Unfortunately, the same can’t be said about the major Asian economies. The economic slowdown in China and India impaired cargo demand in June, with traffic plummeting 3 percent, year-over-year, in the Asia-Pacific on a 1.3 percent, year-over-year, capacity reduction.
Latin American and European freight carriers also posted declines in June, with cargo demand slowing 1.4 percent and 1.8 percent, year-over-year, respectively. Despite these drops, airlines in both regions increased cargo capacity in June, although the discrepancy between capacity and demand was much more dramatic in Latin America. In the press release, IATA said that Latin American carriers increased capacity by 12.5 percent, year-over-year, in June, while European carriers offered 1.8 percent more freight space than in June 2011.

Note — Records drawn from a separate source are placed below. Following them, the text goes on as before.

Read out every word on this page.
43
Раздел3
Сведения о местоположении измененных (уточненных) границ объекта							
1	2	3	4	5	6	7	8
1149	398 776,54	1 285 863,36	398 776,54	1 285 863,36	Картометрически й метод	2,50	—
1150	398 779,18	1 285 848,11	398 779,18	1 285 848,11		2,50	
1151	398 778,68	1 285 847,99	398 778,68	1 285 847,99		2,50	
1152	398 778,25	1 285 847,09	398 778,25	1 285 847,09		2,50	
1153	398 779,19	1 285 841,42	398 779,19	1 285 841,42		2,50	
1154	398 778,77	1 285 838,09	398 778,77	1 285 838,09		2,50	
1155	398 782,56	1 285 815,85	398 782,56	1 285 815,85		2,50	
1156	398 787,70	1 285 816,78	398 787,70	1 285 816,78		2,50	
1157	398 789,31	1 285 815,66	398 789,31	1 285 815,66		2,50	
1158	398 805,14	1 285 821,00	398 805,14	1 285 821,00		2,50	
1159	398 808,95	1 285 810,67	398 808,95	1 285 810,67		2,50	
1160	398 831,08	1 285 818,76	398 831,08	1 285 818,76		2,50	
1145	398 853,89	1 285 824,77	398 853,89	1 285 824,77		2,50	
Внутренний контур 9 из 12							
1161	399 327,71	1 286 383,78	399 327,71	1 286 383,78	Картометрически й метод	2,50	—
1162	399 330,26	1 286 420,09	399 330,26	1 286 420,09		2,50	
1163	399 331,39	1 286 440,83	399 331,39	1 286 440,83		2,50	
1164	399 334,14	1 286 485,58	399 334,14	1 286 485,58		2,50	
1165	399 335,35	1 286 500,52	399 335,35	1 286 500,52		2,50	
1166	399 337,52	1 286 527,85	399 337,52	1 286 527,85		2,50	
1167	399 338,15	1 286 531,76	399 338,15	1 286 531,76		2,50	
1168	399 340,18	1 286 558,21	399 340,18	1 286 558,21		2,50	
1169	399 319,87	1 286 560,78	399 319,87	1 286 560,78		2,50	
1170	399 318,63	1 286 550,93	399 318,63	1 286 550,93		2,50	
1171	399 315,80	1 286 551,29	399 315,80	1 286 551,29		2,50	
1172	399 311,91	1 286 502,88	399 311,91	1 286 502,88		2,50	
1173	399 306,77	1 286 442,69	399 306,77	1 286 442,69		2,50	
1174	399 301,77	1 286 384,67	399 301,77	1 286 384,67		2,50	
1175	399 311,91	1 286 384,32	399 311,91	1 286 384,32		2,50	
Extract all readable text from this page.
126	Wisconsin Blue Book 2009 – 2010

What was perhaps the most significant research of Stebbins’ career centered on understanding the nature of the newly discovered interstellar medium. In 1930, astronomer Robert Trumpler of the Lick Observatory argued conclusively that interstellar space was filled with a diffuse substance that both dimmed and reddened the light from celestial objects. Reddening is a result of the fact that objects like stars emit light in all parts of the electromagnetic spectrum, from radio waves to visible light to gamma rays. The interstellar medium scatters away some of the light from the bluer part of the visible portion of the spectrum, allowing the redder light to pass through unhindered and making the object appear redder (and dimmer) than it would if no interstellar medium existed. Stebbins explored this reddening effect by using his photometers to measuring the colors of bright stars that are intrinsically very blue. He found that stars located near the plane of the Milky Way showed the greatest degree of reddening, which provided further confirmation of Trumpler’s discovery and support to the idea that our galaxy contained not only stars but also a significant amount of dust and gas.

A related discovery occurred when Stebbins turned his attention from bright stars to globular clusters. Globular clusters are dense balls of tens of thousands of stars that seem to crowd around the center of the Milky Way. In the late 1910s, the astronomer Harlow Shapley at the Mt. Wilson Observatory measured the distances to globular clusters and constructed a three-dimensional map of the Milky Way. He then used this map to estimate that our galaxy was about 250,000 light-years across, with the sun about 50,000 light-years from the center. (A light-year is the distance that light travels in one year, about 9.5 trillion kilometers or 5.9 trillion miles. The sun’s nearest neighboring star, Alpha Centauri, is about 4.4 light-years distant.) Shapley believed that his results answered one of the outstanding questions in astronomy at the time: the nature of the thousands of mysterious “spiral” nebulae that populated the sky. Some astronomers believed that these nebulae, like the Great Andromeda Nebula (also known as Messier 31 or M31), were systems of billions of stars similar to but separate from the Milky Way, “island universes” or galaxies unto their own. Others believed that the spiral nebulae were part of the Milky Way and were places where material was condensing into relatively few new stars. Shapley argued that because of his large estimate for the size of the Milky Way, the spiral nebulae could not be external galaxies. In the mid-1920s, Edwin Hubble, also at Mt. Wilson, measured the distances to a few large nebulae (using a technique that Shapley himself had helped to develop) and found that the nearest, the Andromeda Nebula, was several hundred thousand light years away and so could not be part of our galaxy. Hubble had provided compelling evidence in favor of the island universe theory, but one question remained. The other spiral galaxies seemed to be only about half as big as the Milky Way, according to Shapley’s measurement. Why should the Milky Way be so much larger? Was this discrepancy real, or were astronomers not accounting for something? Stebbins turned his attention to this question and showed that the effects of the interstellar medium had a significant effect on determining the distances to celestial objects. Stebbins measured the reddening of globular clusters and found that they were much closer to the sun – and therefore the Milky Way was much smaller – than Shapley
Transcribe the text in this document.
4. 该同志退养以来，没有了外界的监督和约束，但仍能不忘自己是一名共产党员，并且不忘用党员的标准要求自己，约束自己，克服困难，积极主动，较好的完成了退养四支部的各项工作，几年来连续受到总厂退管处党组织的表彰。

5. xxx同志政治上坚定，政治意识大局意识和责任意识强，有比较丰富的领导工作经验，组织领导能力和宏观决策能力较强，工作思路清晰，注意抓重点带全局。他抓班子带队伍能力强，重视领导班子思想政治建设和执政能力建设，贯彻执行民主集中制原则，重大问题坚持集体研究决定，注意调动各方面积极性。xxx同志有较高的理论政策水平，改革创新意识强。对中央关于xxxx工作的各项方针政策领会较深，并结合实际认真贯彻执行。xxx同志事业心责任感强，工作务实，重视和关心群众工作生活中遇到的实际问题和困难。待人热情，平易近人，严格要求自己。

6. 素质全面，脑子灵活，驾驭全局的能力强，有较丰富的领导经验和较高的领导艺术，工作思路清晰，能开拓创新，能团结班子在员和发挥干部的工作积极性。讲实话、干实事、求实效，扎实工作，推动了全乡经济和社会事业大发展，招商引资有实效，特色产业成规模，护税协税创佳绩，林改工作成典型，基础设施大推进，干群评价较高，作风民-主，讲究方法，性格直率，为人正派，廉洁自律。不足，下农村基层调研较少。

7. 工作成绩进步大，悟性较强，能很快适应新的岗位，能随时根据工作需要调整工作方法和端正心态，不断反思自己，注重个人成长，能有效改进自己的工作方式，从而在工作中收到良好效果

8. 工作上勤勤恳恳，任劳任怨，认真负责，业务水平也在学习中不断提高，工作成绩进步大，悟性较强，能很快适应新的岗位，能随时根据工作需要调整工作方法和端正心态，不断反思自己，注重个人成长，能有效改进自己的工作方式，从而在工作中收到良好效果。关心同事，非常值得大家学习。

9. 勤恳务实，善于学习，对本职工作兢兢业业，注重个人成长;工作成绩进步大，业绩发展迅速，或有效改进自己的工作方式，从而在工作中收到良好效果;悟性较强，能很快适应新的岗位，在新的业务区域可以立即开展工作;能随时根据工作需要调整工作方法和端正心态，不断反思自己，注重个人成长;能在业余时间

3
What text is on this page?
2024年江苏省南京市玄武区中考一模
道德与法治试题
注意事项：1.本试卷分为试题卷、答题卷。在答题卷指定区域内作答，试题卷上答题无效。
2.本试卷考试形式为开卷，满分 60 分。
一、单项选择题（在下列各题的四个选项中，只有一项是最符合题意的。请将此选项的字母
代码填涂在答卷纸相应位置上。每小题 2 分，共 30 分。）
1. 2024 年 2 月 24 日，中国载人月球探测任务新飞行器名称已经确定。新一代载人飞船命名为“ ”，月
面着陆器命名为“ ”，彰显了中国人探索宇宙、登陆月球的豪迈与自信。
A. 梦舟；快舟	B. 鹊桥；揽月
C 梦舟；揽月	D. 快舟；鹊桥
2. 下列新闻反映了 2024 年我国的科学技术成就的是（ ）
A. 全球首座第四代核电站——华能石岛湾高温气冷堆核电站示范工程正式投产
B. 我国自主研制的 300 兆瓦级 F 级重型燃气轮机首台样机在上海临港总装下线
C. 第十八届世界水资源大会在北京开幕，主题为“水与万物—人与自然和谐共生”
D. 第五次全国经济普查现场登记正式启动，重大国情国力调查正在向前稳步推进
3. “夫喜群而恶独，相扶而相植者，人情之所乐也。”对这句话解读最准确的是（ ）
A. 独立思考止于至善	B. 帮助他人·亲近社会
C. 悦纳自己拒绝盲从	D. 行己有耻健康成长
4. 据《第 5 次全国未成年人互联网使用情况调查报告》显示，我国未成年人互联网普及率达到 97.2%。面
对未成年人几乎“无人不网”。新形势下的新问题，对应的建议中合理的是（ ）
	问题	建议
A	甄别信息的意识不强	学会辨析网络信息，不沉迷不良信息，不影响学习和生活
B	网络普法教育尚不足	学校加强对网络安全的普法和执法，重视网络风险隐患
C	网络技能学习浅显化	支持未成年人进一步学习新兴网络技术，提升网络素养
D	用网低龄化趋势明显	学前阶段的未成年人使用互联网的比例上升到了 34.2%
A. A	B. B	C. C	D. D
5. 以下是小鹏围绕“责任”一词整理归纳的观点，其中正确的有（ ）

To IATA Director General Tony Tyler, these figures highlight a larger issue at play. “The uncertainty that we see in the global economic situation is being reflected in air transport’s performance,” he said in a statement. “Although there are some pockets of solid performance, it is difficult to detect a strong trend — positive or negative — at the global level.
“Passenger markets have been growing more slowly since the beginning of the year and freight markets gains have been mostly very weak,” Tyler continued. “The net effect is a demand limbo as consumers and businesses hedge their spending while awaiting clarity on the European economic front.”